"No. 1, we won't be a finesse running attack," the incoming offensive line coach said. "We will not be that. Some people equate the spread with finesse running, and that will not be us at all. We will be a physical, aggressive and attacking offensive line and running game."
As he talked extensively about the versatility of the attack and explained that looks can be deceiving to the casual observer, one got the distinct impression he had heard the claims about the softness of the offense a time or two before he came to Columbus this month.
"There's a lot of different definitions of spread and there's a lot of different types of spread," Warinner said. "There's spread offense that maybe Mike Leach runs that throws the ball 55 times a game. Then there's spread offenses that maybe Oregon runs where they run it 55 times a game, 60 times a game. So you can do whatever you want.
"Spread just means you usually have three receivers or possibly four receivers on the field and they're detached. Sometimes that one receiver can be a tight end or a fullback or a tailback or whatever and you spread them out of the formation. I mean, conventional football was you want to run power and you've got eight or nine offensive guys near the football. So they're going to have nine or 10 defensive guys around the football. So it just becomes a lot of bodies. Spreading them out kind of identifies how many guys you have around the box, how many people you have around the football. It makes it a little bit easier to identify who you're blocking and so forth and where different defensive stunts and adjustments are coming. So spread is very varied and it doesn't mean you're going to be a finesse or throwing team. It just means that you're spacing the field horizontally."
The versatility of the look should serve the Ohio State personnel well.
While receiver was a sore spot last season as the unit's most veteran player sat out most of the campaign due to suspension and the rest of the group endured the ups and downs of on-the-job training, the new staff inherits a trio of bigger players comfortable in quarters both close and open.
Fullback Zach Boren is a three-year starter who rarely left the field last season regardless of the formation, and classmate Adam Homan has been a consistent contributor as Boren's backup, in short-yardage situations that call for an extra blocker and on special teams since the two arrived in 2009.
Tight end Jake Stoneburner is a converted wide receiver who has long provided a potential mismatch as a pass catcher and developed as an edge blocker the past two seasons as well.
"Good players are always going to find an opportunity to get on the field," said new coach Tim Hinton, who will coach both tight ends and fullbacks. "That's what we're certainly planning on doing, getting the good players on the field.
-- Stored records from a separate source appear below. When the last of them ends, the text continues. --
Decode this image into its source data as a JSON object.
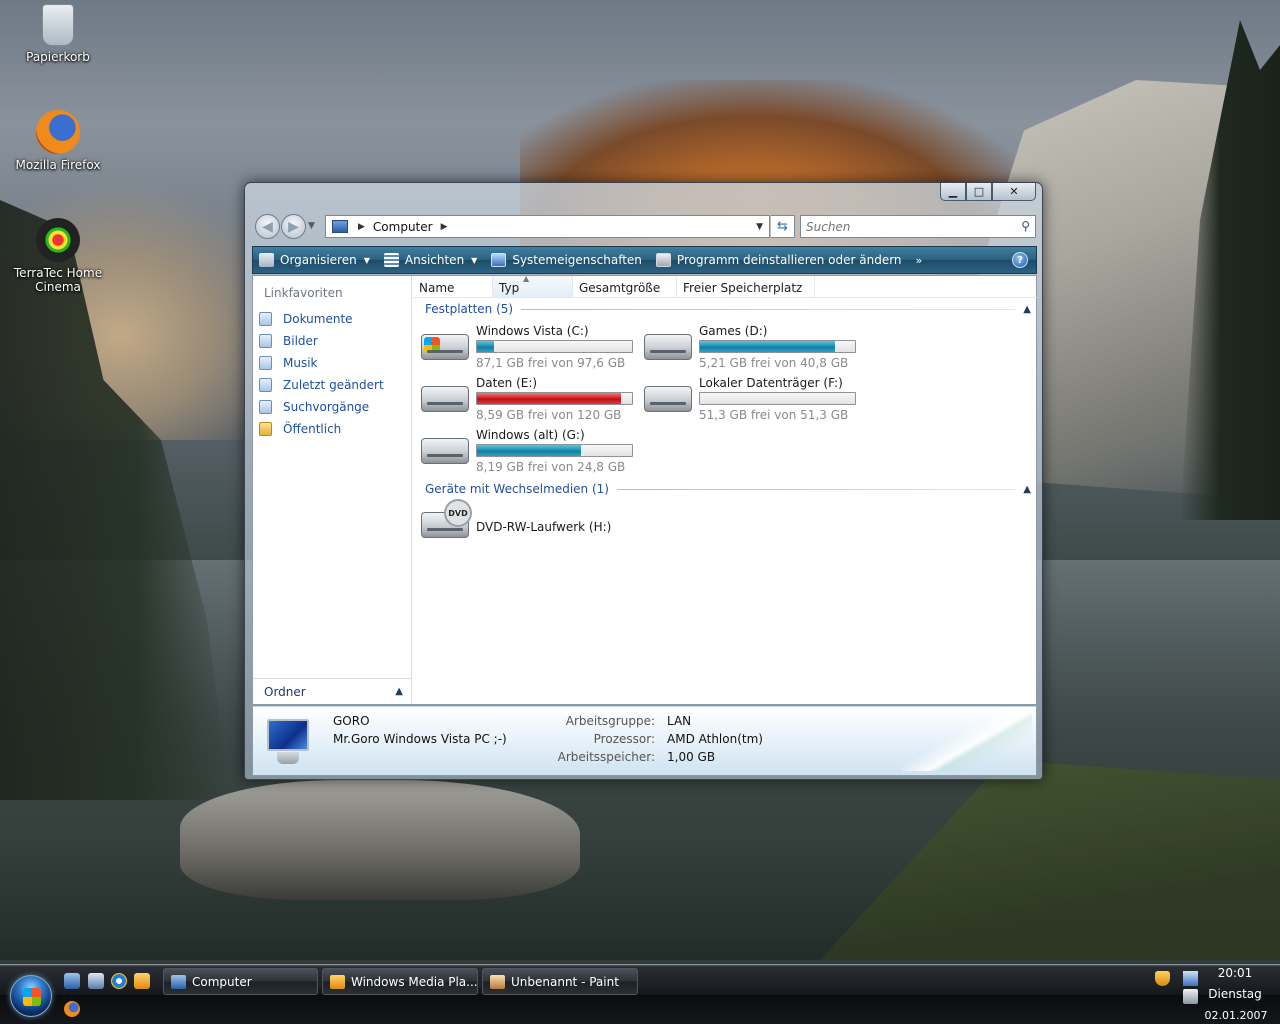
{
  "desktop": {
    "icons": [
      {
        "label": "Papierkorb"
      },
      {
        "label": "Mozilla Firefox"
      },
      {
        "label": "TerraTec Home Cinema"
      }
    ]
  },
  "window": {
    "controls": {
      "minimize": "▁",
      "maximize": "□",
      "close": "✕"
    },
    "address": {
      "location": "Computer"
    },
    "search": {
      "placeholder": "Suchen"
    },
    "toolbar": {
      "organize": "Organisieren",
      "views": "Ansichten",
      "system_properties": "Systemeigenschaften",
      "uninstall": "Programm deinstallieren oder ändern",
      "more": "»",
      "help": "?"
    },
    "sidebar": {
      "heading": "Linkfavoriten",
      "items": [
        "Dokumente",
        "Bilder",
        "Musik",
        "Zuletzt geändert",
        "Suchvorgänge",
        "Öffentlich"
      ],
      "folders_label": "Ordner"
    },
    "columns": [
      "Name",
      "Typ",
      "Gesamtgröße",
      "Freier Speicherplatz"
    ],
    "groups": {
      "hard_drives": "Festplatten (5)",
      "removable": "Geräte mit Wechselmedien (1)"
    },
    "drives": [
      {
        "name": "Windows Vista (C:)",
        "free": "87,1 GB frei von 97,6 GB",
        "used_fraction": 0.11,
        "color": "#1b8fb5"
      },
      {
        "name": "Games (D:)",
        "free": "5,21 GB frei von 40,8 GB",
        "used_fraction": 0.87,
        "color": "#1b8fb5"
      },
      {
        "name": "Daten (E:)",
        "free": "8,59 GB frei von 120 GB",
        "used_fraction": 0.93,
        "color": "#d4191b"
      },
      {
        "name": "Lokaler Datenträger (F:)",
        "free": "51,3 GB frei von 51,3 GB",
        "used_fraction": 0.0,
        "color": "#1b8fb5"
      },
      {
        "name": "Windows (alt) (G:)",
        "free": "8,19 GB frei von 24,8 GB",
        "used_fraction": 0.67,
        "color": "#1b8fb5"
      }
    ],
    "removable": [
      {
        "name": "DVD-RW-Laufwerk (H:)",
        "badge": "DVD"
      }
    ],
    "details": {
      "computer_name": "GORO",
      "description": "Mr.Goro Windows Vista PC ;-)",
      "workgroup_label": "Arbeitsgruppe:",
      "workgroup": "LAN",
      "processor_label": "Prozessor:",
      "processor": "AMD Athlon(tm)",
      "memory_label": "Arbeitsspeicher:",
      "memory": "1,00 GB"
    }
  },
  "taskbar": {
    "buttons": [
      "Computer",
      "Windows Media Pla...",
      "Unbenannt - Paint"
    ],
    "clock": {
      "time": "20:01",
      "day": "Dienstag",
      "date": "02.01.2007"
    }
  }
}
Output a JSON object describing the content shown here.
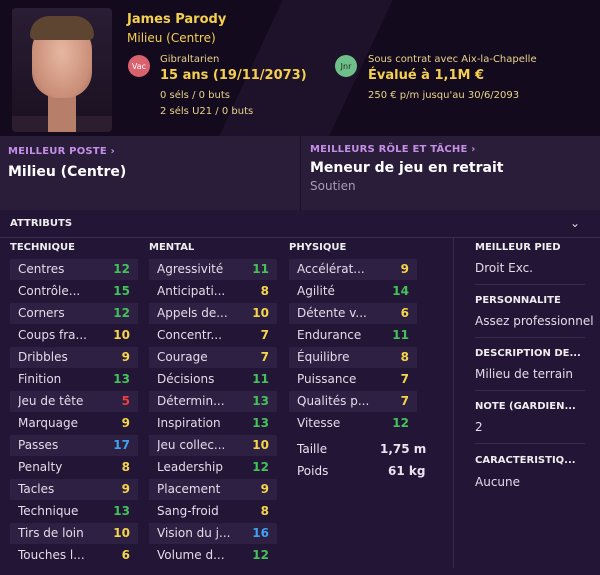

Listen, Zach Boren and Adam Homan and those guys are really good football players."
Hinton, like Warinner, comes from Brian Kelly's spread at Notre Dame. It was more pass-oriented than the one Meyer developed in stops at Bowling Green, Utah and Florida, but it both coaches are flexible in how they choose to attack.
"The nice thing about the spread offense – and this will be my first experience with Coach Meyer's spread offense – is you can utilize people in many different ways," Hinton said. "You can get them the ball. You can get them in blocking situations. You can motion and shift them. There's just a thousand ways to utilize your personnel. I think that's one of the great things that the spread offense can bring."
New offensive coordinator and quarterbacks coach Tom Herman is no stranger to coaching the spread flexibly, either. He ran a pass-first offense at Rice for two years before moving to Iowa State, where all three of his units ran more than the threw. He looks forward to using spring practice to identify which players are most capable of contributing and molding a strategy around them.
With physical, versatile fullbacks Boren and Homan along with tight ends Stoneburner and Jeff Heuerman available to match with a stable of running backs both large and small, the biggest change fans might notice is a move to mostly shotgun sets. After the play starts, they can expect to see a lot of the same things they are used to.
Herman said the focus of the offseason and spring practice will be teaching core philosophies that include, running the ball, being successful on first down and playing "a physical and hard-nosed, tough brand of football."